Just to be clear, RMT and free to play are not synonymous, although they do overlap to a substantial degree. By my definition, the former is simply the ability to buy in-game items and/or characters using real money, whether directly or indirectly via the step of purchasing a virtual currency. Personally, I don't care if it's possible to cash out or not, although this obviously matters a lot to anyone looking to make a profit.
Basically, it seems like a matter of free enterprise founded on exchanging time for money and vice versa. When you play a subscription game, you pay a flat monthly fee, then progress your character based on the number of hours you invest. It's not a completely linear function. To use myself as an example, I tend to explore and try new things quite a bit rather than grinding for experience and/or farming items all the time. As a result, there are periods, sometimes lasting quite a while, when my advancement is slow. If I happen to decide I want to pick up the pace by buying a better weapon, some bonus XP potions or whatever, I really don't see that as constituting a problem for anyone else.
Yes, I've been in the situation where I grouped with people whose knowledge of how to play was clearly not on par with what I'd expect from seeing their respective character levels or gear. So what? In the very worst cases, I died because they didn't understand or fulfill their roles. But occasional deaths are unavoidable even in solid parties due to my preferred play style; I don't think it's nearly as fun to restrict myself to places and quests where there's never much chance of dieing. Nowadays, with penalties being far less severe than they were in year past, what have I really lost?
Plus that hasn't happened to me very often anyway. People who buy items still have to play (and learn to play), and they far outnumber those who purchase characters. In addition, quite a few titles now allow players to sell cash shop articles for game currency or to trade them for dropped or crafted ones because doing so lets the operator indirectly monetize non-paying users. So having such gear isn't even a particularly good indicator of someone's knowledge or ability.
It's also the case that precluding in-game RMT will reduce but probably won't completely prevent it. There are plenty of third-party sites where people can go. Unfortunately, all of them have potential risks, the most obvious being non-delivery of something you've paid for - and they offer little or no recourse. There's no question I'd rather have the greater sense of confidence and margin of safety that come with the publisher handling the transaction, even if it means the cost is somewhat higher. Indeed, that may not necessarily be so since the unregulated sites are obviously in the business to make money.

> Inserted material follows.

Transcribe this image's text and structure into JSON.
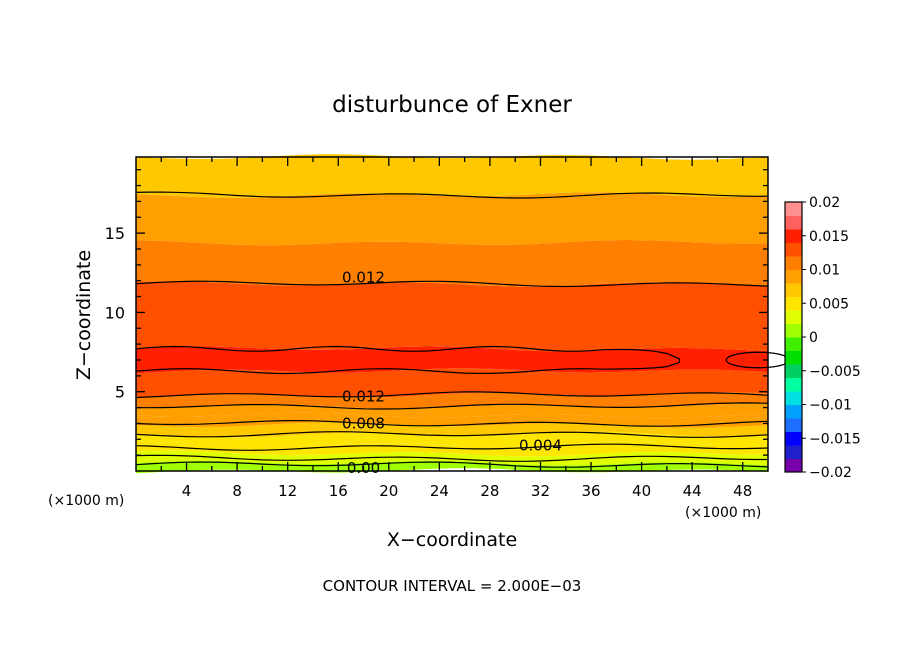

To get back to my original question about inevitability, I won't go as far as to predict every game will permit RMT, at least not within a reasonably foreseeable time frame, say the next few years. However, it's hard to see the growth trend changing.
What I do suspect will happen is that even titles that don't allow it will implement additional revenue streams; i.e. they'll offer you more ways to spend your money. We've seen some already. Pre-made characters for sale and premium servers are two examples. Neither is new, but we've yet to see many other ideas, which means we've only scratched the surface.
As to why I expect this to happen, the primary reason is very simple. Only charging a monthly subscription fee leaves a lot of money on the table that could be in the publishers' and operators' coffers. They're in business to make money too, and what's more, those who are aware of North American business history know that most consumer grumbling isn't backed up with subsequent action.
Think of it like this. When character classed are nerfed, how much moaning do you see versus players actually quitting? In a similar vein, if a game people enjoy and have invested hundreds or even thousands of hours in adds a new, optional revenue stream, how badly do they have to hate it before they'll leave? More RMT is inevitable because it supports a lot of possibilities.